On dit proverbialement & figurément, tourner autour du pot ; pour dire, n’oser pas parler d’une chose, ou n’oser le faire ouvertement ; mais user de détours au lieu d’aller au fait.

Ce mot vient de tour, qui a été fait de tornus.

AUTOUR. s. m. En Fauconnerie, c’est un grand oiseau de poing, qui est le plus grand après le gerfaut, qui sert à la basse volerie sur les faisans & les perdrix. Accipiter, asterias. Il a les ailes courtes, la tête petite, le bec long, les serres noires, les jambes hautes, & la queue longue. Il est de couleur fauve, & semé de taches jaunes, la queue large, les yeux profonds, ayant une rondeur noire. Les autours font leurs nids dans les forêts, & dans les montagnes. Le bel autour doit être court, bien curé, bien assis, & avoir les mahutes larges. L’Autour niais est celui qui est pris dans le nid : Autour branchier, celui qui est pris sur les branches de l’arbre, commençant à voleter : Autour passager, celui qui est pris au passage, soit au filet, ou autrement : Autour fourcheret, celui qui est de moyenne taille entre formé & tiercelet : quelques-uns l’appellent second. On donne à l’Autour la qualité de Cuisinier, car il prend force perdrix. On dit que l’Autour empiète, & que le faucon lie le gibier. Au reste, il n’y a que la femelle de cette sorte d’oiseau de proie qui s’appelle Autour. Le mâle s’appelle Tiercelet, mais parce qu’il y a d’autres oiseaux de proie, dont les males s’appellent Tiercelets, il faut dire, Tiercelet d’autour, pour le distinguer du faucon, du gerfaut, &c.

AUTOUR, est aussi une écorce qui approche de la cannelle par la figure & par la couleur : mais elle est plus épaisse & plus pâle, ayant en dedans la couleur de muscade cassée, avec beaucoup de petits brillans : son goût est presques insipide & sans odeur. Elle est apportée du Levant : elle entre dans la composition du carmin avec le souhan.

AUTOURSERIE. s. f. Art de dresser & de faire voler les autours. Accipitrum disciplina. Plusieurs termes de l’Autourserie sont différens de ceux de la Fauconnerie.

AUTOURSIER. s. m. Celui qui a soin de dresser, ou de faire voler les autours. Accipitrum Institutor. La baguette des Autoursiers s’appelle chasseoire.

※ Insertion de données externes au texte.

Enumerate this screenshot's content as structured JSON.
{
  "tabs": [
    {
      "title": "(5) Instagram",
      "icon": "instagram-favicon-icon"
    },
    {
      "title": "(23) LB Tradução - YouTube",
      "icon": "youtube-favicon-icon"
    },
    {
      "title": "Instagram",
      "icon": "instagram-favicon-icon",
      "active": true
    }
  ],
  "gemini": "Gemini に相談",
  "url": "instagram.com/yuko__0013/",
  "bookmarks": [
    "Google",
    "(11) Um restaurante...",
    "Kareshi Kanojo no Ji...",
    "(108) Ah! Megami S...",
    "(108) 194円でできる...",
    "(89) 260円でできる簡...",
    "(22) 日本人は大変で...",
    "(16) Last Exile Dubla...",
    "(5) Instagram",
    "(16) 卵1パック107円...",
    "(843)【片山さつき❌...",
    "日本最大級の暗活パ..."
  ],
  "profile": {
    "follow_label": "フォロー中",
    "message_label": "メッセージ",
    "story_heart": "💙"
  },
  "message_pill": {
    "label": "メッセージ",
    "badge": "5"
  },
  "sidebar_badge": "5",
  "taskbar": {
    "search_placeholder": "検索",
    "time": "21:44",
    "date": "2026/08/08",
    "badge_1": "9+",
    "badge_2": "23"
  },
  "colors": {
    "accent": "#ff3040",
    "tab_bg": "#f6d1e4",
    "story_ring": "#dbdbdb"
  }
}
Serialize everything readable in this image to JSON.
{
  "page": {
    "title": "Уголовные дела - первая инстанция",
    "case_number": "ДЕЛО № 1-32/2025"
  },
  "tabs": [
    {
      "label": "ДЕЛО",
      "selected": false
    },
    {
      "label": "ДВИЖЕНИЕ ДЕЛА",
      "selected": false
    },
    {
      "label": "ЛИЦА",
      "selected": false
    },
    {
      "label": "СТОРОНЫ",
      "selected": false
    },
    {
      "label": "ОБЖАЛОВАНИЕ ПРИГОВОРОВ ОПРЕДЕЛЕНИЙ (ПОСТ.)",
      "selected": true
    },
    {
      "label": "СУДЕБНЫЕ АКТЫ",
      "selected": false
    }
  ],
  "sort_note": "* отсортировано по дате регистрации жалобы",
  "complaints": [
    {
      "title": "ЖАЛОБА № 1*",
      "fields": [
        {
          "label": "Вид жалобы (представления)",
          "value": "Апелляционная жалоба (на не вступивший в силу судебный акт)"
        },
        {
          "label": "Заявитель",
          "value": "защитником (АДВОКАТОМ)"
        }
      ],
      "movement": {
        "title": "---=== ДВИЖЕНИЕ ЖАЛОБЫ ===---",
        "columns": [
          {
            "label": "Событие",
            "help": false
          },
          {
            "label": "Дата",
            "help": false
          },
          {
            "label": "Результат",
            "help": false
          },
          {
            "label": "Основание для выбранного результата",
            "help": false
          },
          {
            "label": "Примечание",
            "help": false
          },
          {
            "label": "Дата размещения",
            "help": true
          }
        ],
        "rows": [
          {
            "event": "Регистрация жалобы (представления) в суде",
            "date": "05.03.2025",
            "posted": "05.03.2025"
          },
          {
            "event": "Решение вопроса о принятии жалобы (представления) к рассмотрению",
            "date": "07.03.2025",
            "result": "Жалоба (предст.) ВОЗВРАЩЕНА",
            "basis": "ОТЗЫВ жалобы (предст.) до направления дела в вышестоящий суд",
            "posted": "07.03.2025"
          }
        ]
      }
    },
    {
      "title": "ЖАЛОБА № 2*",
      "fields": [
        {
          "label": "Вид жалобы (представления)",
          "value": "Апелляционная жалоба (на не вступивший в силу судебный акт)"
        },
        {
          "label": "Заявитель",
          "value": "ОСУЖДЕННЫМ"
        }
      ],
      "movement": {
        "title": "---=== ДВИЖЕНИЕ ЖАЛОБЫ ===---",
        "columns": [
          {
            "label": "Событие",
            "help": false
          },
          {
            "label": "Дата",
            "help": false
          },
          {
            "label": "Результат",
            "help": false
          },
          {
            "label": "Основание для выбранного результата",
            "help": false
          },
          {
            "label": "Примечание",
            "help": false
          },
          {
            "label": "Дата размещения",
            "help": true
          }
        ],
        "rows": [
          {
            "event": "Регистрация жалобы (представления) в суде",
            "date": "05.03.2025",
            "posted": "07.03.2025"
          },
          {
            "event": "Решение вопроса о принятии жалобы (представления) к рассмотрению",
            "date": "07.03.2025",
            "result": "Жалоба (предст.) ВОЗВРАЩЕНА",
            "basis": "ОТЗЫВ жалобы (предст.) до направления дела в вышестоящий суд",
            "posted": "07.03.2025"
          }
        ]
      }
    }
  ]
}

AU-TRAVERS, A-TRAVERS. Prépositions, dont la première régit le génitif, & la seconde l’accusatif. Per, avec un accusatif. Elles signifient, par le milieu, tout au milieu. Il n’a de jour qu’au-travers des vitres. Il regarde au-travers des barreaux. Il lui a donné un coup d’épée au-travers du corps. Il perça tout au-travers d’un bataillon. Aller à-travers les bois, à-travers les champs. Ils marchent à-travers la bataille des Grecs. Abl. Il donne à-travers les purgations & les saignées. Mol.

AUTRE. Pronom relatif m. & f. qui marque distinction, différence entre deux choses, ou une & plusieurs. Alius, alter. Les corps célestes sont d’une autre nature que les corps sublunaires. C’est tout autre chose que ce que vous pensez.

Nicod dérive ce mot du latin alter, ou du grec ἕτερος. Le P. Pezron, Ant. des Celtes, dit que ἄλλος, altus, autre, vient des Celtes qui disent all. Mais all en Celtique signifie tout, & non pas autre.

Autre, signifie différent. Autre, est la certitude que nous avons dans les connoissances humaines ; autre est celle de la foi. Pelis. En ce sens il faut toujours le répéter deux fois, comme en cet exemple.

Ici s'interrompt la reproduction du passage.